Byline: Jennifer Owens

WASHINGTON — Government statistics released Friday on August retail sales had a happy ring. They appeared solid enough to satisfy retailers, and yet weren’t so hefty that they ignited fears of inflation.
The figures showed overall sales rising for the third month in a row, not at the pace earlier predicted by analysts, but nevertheless at a rate that is expected to continue into next year at least.
According to seasonally adjusted figures from the Commerce Department, August retail sales grew 0.4 percent from July, rising 5.3 percent over a year ago.
Apparel and accessories retailers and general merchandisers saw slightly stronger results in August as they posted their fourth consecutive month of growth.
Sales at apparel and accessory stores rose 0.6 percent in August over the previous month, which itself was a 0.8 percent improvement over June. August sales were 4.7 percent higher than a year ago.
Likewise, sales at general merchandise stores — including department stores, variety stores and discounters — also climbed 0.6 percent over July’s receipts and 6.9 percent over a year ago. Department store sales excluding leased departments rose 0.7 percent in August against a month ago and 8.1 percent over a year ago.
Meanwhile, new revisions ratcheted up July’s figures in most apparel-related categories, with apparel and accessory stores gaining the biggest boost. According to the new July figures, apparel and accessory store sales rose 0.8 percent from June, compared with the previously reported 0.2 percent gain. They also registered a revised 4.5 percent gain against a year ago, as opposed to the previously reported 3.1 percent.
For August, many Wall Street analysts had expected the month’s overall sales figures to register as high as 0.8 percent, based on individual retailer reports.
Financial markets were relieved, however, by the slower growth, said Maureen Allyn, chief economist for Scudder, Stevens & Clark in New York. “The Street was worried that the Federal Reserve would raise interest rates” if August’s sales were too strong, she said. Instead, said Allyn, “they took this as a sign of reasonable, moderate growth.”
Building upon July’s 0.9 percent rise in overall retail sales, August’s position looked good for store owners and investors, Allyn said. “The financial markets can live with moderate growth that would make retailers happy. But what they can’t support is a boom,” she said.
Rosalind Wells, chief economist for the National Retail Federation, also gave August the thumbs up.
“It’s all positive,” she said. “Every sector seems to have done well. All are up strong, as they have been in the last couple of months.”
Wells said consumers showed a willingness in August to buy back-to-school clothes. “Back to school was strong, and early fall fashion seems to have done well,” she said.
The momentum should continue: “I think we can look forward to a nice, steady pace through the end of the year,” she said. “We’re now looking at retail sales that are increasing 4 and 5 percent over a year ago, and that’s with no inflation. I think it’s going to be 6 percent for Christmas.”
The current sales growth is reflecting the nation’s ongoing economic health, Wells said, adding, “We’re in very good territory.”

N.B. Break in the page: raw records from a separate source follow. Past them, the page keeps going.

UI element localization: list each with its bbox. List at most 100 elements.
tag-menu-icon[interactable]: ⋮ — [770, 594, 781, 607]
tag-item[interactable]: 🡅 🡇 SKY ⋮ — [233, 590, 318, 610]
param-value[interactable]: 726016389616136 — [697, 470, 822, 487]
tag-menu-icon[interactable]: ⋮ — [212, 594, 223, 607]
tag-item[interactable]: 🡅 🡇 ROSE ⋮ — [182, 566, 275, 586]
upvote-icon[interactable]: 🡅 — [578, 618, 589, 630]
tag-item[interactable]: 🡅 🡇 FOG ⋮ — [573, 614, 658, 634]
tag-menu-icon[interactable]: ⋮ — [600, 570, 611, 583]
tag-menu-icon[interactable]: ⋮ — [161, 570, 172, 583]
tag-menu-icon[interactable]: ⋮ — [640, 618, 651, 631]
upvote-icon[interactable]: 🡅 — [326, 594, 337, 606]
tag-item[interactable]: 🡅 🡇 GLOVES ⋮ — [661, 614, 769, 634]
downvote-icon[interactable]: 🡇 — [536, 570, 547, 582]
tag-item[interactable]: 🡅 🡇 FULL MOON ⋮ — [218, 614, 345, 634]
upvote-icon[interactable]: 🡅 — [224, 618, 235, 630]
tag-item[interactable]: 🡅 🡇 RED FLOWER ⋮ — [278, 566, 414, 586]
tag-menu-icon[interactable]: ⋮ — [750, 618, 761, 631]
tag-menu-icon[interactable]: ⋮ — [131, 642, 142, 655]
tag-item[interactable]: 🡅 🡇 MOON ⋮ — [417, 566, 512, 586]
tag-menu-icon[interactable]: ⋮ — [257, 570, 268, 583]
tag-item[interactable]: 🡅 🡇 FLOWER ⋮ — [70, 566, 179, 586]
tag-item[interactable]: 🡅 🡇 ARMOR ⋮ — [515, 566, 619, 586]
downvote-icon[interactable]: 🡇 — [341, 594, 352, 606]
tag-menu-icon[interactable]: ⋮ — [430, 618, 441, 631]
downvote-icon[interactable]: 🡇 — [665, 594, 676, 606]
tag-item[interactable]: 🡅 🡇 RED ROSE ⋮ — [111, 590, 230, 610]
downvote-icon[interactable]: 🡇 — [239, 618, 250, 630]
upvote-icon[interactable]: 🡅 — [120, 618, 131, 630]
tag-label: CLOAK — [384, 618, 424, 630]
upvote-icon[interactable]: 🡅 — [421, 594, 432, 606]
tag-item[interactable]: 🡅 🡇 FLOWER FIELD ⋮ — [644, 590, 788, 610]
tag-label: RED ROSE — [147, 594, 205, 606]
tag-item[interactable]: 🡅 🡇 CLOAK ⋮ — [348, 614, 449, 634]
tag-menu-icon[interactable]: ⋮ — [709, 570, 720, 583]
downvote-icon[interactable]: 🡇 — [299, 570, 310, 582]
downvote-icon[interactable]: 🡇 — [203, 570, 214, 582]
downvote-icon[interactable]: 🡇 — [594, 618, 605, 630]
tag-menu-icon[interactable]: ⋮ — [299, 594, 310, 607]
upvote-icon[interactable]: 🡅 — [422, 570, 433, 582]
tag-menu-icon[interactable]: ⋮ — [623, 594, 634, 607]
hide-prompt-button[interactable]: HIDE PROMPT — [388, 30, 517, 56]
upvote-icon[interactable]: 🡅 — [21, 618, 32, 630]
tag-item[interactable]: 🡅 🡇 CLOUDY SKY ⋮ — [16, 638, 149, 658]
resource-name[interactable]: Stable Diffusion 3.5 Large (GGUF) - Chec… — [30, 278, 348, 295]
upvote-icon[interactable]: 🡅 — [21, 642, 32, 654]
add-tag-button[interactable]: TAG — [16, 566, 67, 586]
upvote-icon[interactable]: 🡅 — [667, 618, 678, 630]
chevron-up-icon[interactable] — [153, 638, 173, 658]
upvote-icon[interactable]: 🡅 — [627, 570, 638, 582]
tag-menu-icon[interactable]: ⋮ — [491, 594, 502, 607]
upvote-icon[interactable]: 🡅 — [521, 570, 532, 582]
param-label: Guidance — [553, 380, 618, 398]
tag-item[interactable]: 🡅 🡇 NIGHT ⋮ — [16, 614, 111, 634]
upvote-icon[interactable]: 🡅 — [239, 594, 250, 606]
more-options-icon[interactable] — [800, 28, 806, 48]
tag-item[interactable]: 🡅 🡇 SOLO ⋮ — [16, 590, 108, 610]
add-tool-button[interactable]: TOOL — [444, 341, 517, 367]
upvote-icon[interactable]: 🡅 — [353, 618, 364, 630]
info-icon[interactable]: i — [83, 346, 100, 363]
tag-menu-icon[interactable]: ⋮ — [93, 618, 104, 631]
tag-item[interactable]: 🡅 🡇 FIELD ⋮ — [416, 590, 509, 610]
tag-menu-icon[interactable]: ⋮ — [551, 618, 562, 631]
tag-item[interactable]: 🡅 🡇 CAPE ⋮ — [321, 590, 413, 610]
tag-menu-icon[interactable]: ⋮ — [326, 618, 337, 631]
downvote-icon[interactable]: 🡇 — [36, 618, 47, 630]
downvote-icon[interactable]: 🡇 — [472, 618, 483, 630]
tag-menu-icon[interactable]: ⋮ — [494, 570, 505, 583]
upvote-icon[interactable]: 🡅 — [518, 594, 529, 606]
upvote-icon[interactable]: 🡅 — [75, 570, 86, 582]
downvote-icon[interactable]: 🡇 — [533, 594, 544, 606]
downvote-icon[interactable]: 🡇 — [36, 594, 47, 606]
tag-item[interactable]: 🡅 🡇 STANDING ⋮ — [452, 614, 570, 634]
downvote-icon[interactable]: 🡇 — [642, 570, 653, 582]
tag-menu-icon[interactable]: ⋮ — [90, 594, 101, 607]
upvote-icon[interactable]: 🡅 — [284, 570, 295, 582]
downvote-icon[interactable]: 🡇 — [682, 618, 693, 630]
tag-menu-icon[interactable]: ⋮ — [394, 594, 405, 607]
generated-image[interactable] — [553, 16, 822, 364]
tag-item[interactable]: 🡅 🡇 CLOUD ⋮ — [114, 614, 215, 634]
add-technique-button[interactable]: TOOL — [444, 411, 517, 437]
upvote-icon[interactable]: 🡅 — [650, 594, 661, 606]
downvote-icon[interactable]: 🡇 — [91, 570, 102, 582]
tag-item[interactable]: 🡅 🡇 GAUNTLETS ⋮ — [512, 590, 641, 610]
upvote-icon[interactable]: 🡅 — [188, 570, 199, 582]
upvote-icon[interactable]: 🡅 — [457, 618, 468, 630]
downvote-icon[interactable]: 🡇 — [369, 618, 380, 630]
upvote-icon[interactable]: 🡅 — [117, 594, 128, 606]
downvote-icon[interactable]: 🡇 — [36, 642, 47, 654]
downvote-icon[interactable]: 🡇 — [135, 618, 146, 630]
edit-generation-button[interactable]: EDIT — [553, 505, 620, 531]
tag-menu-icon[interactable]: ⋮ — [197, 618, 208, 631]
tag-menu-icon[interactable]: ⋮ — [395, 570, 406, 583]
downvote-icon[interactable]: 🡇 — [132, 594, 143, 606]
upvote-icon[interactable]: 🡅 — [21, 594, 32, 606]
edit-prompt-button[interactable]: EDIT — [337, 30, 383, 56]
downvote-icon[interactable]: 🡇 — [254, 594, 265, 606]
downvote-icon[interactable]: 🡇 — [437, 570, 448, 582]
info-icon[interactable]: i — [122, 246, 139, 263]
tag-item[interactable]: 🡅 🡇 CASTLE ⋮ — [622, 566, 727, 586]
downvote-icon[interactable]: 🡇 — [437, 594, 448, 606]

Ken Goldstein, an economist with the Conference Board in New York, agreed, saying that despite repeated warnings that consumers will eventually run out of money and enthusiasm, no one should be surprised by August’s figures.
“It hasn’t happened,” he said. “They’re not going to go out spending like drunken sailors, but neither are they going to fold up their tents and go home.”
With consumer confidence remaining high and unemployment staying low, little has changed to concern shoppers, Goldstein said, even if they’re not interested in buying sprees. “If there’s any complaint, it’s that consumer income is rising too slow, not too fast,” he said. “But they’ve been spending for four years now, so they don’t need a lot. The real story is that they’ll continue to buy.”
Goldstein said one reason for continued spending is that as stock and bond markets remain strong and home prices rise, consumers’ balance sheets are looking better and better.
And that combination should keep retail’s moderate sales growth continuing through next year.
“And if it’s going to slow, we won’t see a drop-off before late 1998,” he said.